Es braucht einen zusätzlichen Arbeitsanreiz. Ich spreche mich dafür aus, dass wir die Zuverdienstgrenze für ukrainische Vertriebene anheben und eine Regelung finden, damit diese schrittweise aus der Grundversorgung ausgleiten.

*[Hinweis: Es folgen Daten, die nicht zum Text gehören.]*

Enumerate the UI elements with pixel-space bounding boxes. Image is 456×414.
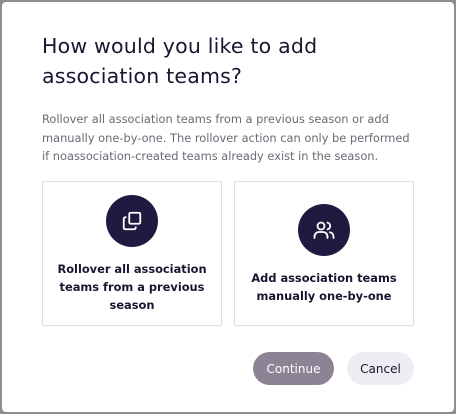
manual-add-option-label: Add association teams manually one-by-on… (251, 271, 397, 303)
rollover-option-label: Rollover all association teams from a pr… (57, 262, 207, 312)
add-teams-dialog: How would you like to add association te… (2, 2, 454, 412)
copy-icon (106, 195, 158, 247)
manual-add-option-card[interactable]: Add association teams manually one-by-on… (234, 181, 414, 326)
continue-button[interactable]: Continue (253, 352, 334, 385)
rollover-option-card[interactable]: Rollover all association teams from a pr… (42, 181, 222, 326)
dialog-title: How would you like to add association te… (42, 34, 318, 88)
dialog-description: Rollover all association teams from a pr… (42, 112, 410, 163)
cancel-button[interactable]: Cancel (347, 352, 414, 385)
users-icon (298, 204, 350, 256)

Wolfgang Hattmannsdorfer (ÖVP), Integrationslandesrat
„Aus Grundversorgung ausgleiten“
Ein wesentlicher Schritt dorthin soll bei der heutigen Flüchtlingsreferentenkonferenz gelingen. Er wolle „die Zuverdienstgrenze für ukrainische Vertriebene anheben und eine Regelung finden, damit diese schrittweise aus der Grundversorgung ausgleiten“, richtet Hattmannsdorfer seinen Pendants aus den anderen Bundesländern im Vorfeld aus. Eine Einigung scheiterte bisher an Kärnten, jetzt dürfte sich dem Vernehmen nach Niederösterreich querlegen.
Anreiz fehle
Für Hattmannsdorfer unverständlich: „Ziel muss sein, dass es attraktiver ist zu arbeiten und einen Beitrag auf dem angespannten Arbeitsmarkt zu leisten, als Grundversorgung zu beziehen.“ Bei den aktuellen Freibeträgen von 110 plus 80 Euro je weiteres Familienmitglied würde vor allem für Frauen mit Betreuungspflichten der Anreiz fehlen, zumindest Teilzeit arbeiten zu gehen.